Making your commands MCP-friendly
To get clean structured I/O when the command runs through @refrakt-md/mcp, declare three additional fields on each CliPluginCommand:
interface CliPluginCommand {
name: string;
description: string;
handler: (args: string[]) => void | Promise<void>;
inputSchema?: JSONSchema7; // NEW — used by MCP for input validation
outputSchema?: JSONSchema7; // NEW — optional, for structured output declaration
mcpHandler?: (input: unknown) => Promise<unknown>; // NEW — bypasses argv parsing
}
inputSchema
A JSON Schema describing the structured input shape. Tools without one fall back to { type: 'object', additionalProperties: true } and surface only the command's description. Schemas with enum values, required fields, and per-field descriptions give MCP clients autocomplete and inline validation.
{
name: 'create',
description: 'Scaffold a new entity',
handler: createArgvHandler,
inputSchema: {
type: 'object',
required: ['type', 'title'],
properties: {
type: { type: 'string', enum: ['work', 'spec', 'bug'] },
title: { type: 'string' },
id: { type: 'string', description: 'Override the auto-assigned ID.' },
},
additionalProperties: false,
},
}
mcpHandler
A function that accepts the structured input directly and returns the result. When MCP invokes a tool with an mcpHandler, it bypasses argv serialization entirely — the cleanest path. Without an mcpHandler, MCP falls back to argv-shimming: it serializes the input object into argv strings, calls the legacy handler, captures stdout, and tries to parse it as JSON. This works but loses structured I/O.
{
name: 'create',
// ... same as above
mcpHandler: async (input) => {
const opts = input as { type: string; title: string; id?: string };
return runCreate(opts); // returns { id, file, type } directly
},
}
The argv handler and mcpHandler should call the same underlying logic — typically a runX(opts) function that takes a typed options object — so behavior is consistent across both surfaces.
outputSchema
Optional. JSON Schema describing the tool's structured output. Most plugins omit this and let MCP clients infer the shape from the handler's return value, but it's useful for clients that want to validate or unpack results programmatically.
Linting your plugin export
refrakt package validate includes a cli-plugin lint pass that catches structural issues before publish:
- Errors: missing
namespace, missingcommandsarray, command withoutname/description/handler, invalidinputSchema(must be a JSON Schema object). - Warnings: missing
inputSchema(recommended for MCP exposure),inputSchemawithoutmcpHandler(MCP will fall back to argv-shimming), namespace clashes with another installed plugin.
Run it from your package directory:
npx refrakt package validate
Excluding commands from MCP
Some commands don't fit MCP's request/response model — long-running servers, multi-file generators, interactive UIs.

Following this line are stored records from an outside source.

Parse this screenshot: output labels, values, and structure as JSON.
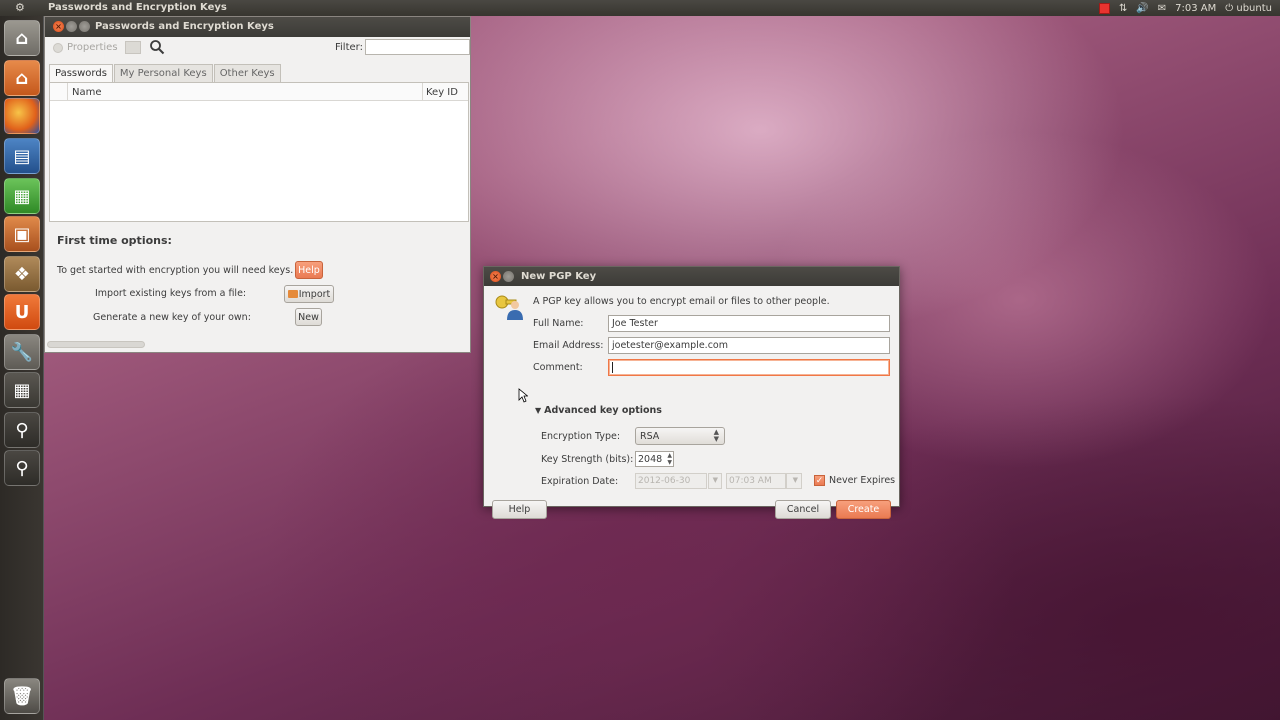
{
  "top_panel": {
    "app_title": "Passwords and Encryption Keys",
    "time": "7:03 AM",
    "user": "ubuntu"
  },
  "launcher": {
    "items": [
      "dash-home",
      "files",
      "firefox",
      "libreoffice-writer",
      "libreoffice-calc",
      "libreoffice-impress",
      "software-center",
      "ubuntu-one",
      "system-settings",
      "workspace-switcher",
      "seahorse-search",
      "dash-lens",
      "trash"
    ]
  },
  "main_window": {
    "title": "Passwords and Encryption Keys",
    "toolbar": {
      "properties_label": "Properties",
      "filter_label": "Filter:",
      "filter_value": ""
    },
    "tabs": [
      {
        "label": "Passwords",
        "active": true
      },
      {
        "label": "My Personal Keys",
        "active": false
      },
      {
        "label": "Other Keys",
        "active": false
      }
    ],
    "columns": {
      "name": "Name",
      "key_id": "Key ID"
    },
    "first_time": {
      "title": "First time options:",
      "row1_text": "To get started with encryption you will need keys.",
      "row1_button": "Help",
      "row2_text": "Import existing keys from a file:",
      "row2_button": "Import",
      "row3_text": "Generate a new key of your own:",
      "row3_button": "New"
    }
  },
  "dialog": {
    "title": "New PGP Key",
    "description": "A PGP key allows you to encrypt email or files to other people.",
    "full_name_label": "Full Name:",
    "full_name_value": "Joe Tester",
    "email_label": "Email Address:",
    "email_value": "joetester@example.com",
    "comment_label": "Comment:",
    "comment_value": "",
    "advanced_label": "Advanced key options",
    "encryption_type_label": "Encryption Type:",
    "encryption_type_value": "RSA",
    "key_strength_label": "Key Strength (bits):",
    "key_strength_value": "2048",
    "expiration_label": "Expiration Date:",
    "expiration_date_value": "2012-06-30",
    "expiration_time_value": "07:03 AM",
    "never_expires_label": "Never Expires",
    "never_expires_checked": true,
    "help_button": "Help",
    "cancel_button": "Cancel",
    "create_button": "Create"
  },
  "colors": {
    "accent": "#ea7a52",
    "panel": "#3c3b37",
    "window_bg": "#f2f1f0"
  }
}
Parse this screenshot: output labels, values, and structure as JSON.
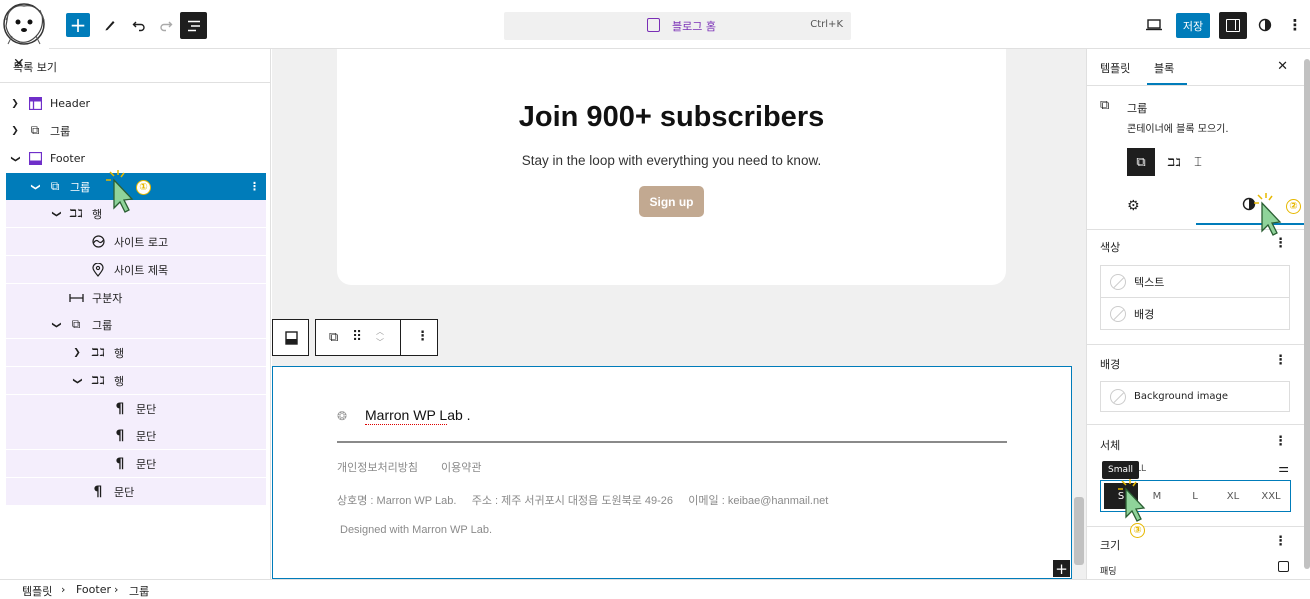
{
  "topbar": {
    "command_title": "블로그 홈",
    "command_shortcut": "Ctrl+K",
    "save_label": "저장"
  },
  "list_view": {
    "title": "목록 보기",
    "items": [
      {
        "label": "Header"
      },
      {
        "label": "그룹"
      },
      {
        "label": "Footer"
      },
      {
        "label": "그룹"
      },
      {
        "label": "행"
      },
      {
        "label": "사이트 로고"
      },
      {
        "label": "사이트 제목"
      },
      {
        "label": "구분자"
      },
      {
        "label": "그룹"
      },
      {
        "label": "행"
      },
      {
        "label": "행"
      },
      {
        "label": "문단"
      },
      {
        "label": "문단"
      },
      {
        "label": "문단"
      },
      {
        "label": "문단"
      }
    ]
  },
  "canvas": {
    "heading": "Join 900+ subscribers",
    "subheading": "Stay in the loop with everything you need to know.",
    "signup": "Sign up",
    "footer": {
      "site_title": "Marron WP Lab .",
      "link1": "개인정보처리방침",
      "link2": "이용약관",
      "info": "상호명 : Marron WP Lab.     주소 : 제주 서귀포시 대정읍 도원북로 49-26     이메일 : keibae@hanmail.net",
      "credit": "Designed with Marron WP Lab."
    }
  },
  "sidebar": {
    "tab_template": "템플릿",
    "tab_block": "블록",
    "block_name": "그룹",
    "block_desc": "콘테이너에 블록 모으기.",
    "color_title": "색상",
    "color_text": "텍스트",
    "color_bg": "배경",
    "bg_title": "배경",
    "bg_image": "Background image",
    "typo_title": "서체",
    "font_size_label": "LL",
    "sizes": [
      "S",
      "M",
      "L",
      "XL",
      "XXL"
    ],
    "tooltip": "Small",
    "size_title": "크기",
    "padding_label": "패딩"
  },
  "breadcrumb": [
    "템플릿",
    "Footer",
    "그룹"
  ],
  "annotations": [
    "①",
    "②",
    "③"
  ],
  "colors": {
    "accent": "#007cba",
    "selection_bg": "#f4eefc",
    "button": "#c2a991"
  }
}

The MCP server has a built-in exclusion list for known cases (plan.serve, plan.build). External plugins can effectively opt out of MCP exposure by omitting inputSchema and mcpHandler — those commands appear with the generic schema and run via argv-shim, which works for some but is fragile for long-running ones.
For commands that should never appear as MCP tools, future versions may add an explicit mcpExposed: false flag. For now, file an issue if your plugin needs the exclusion machinery.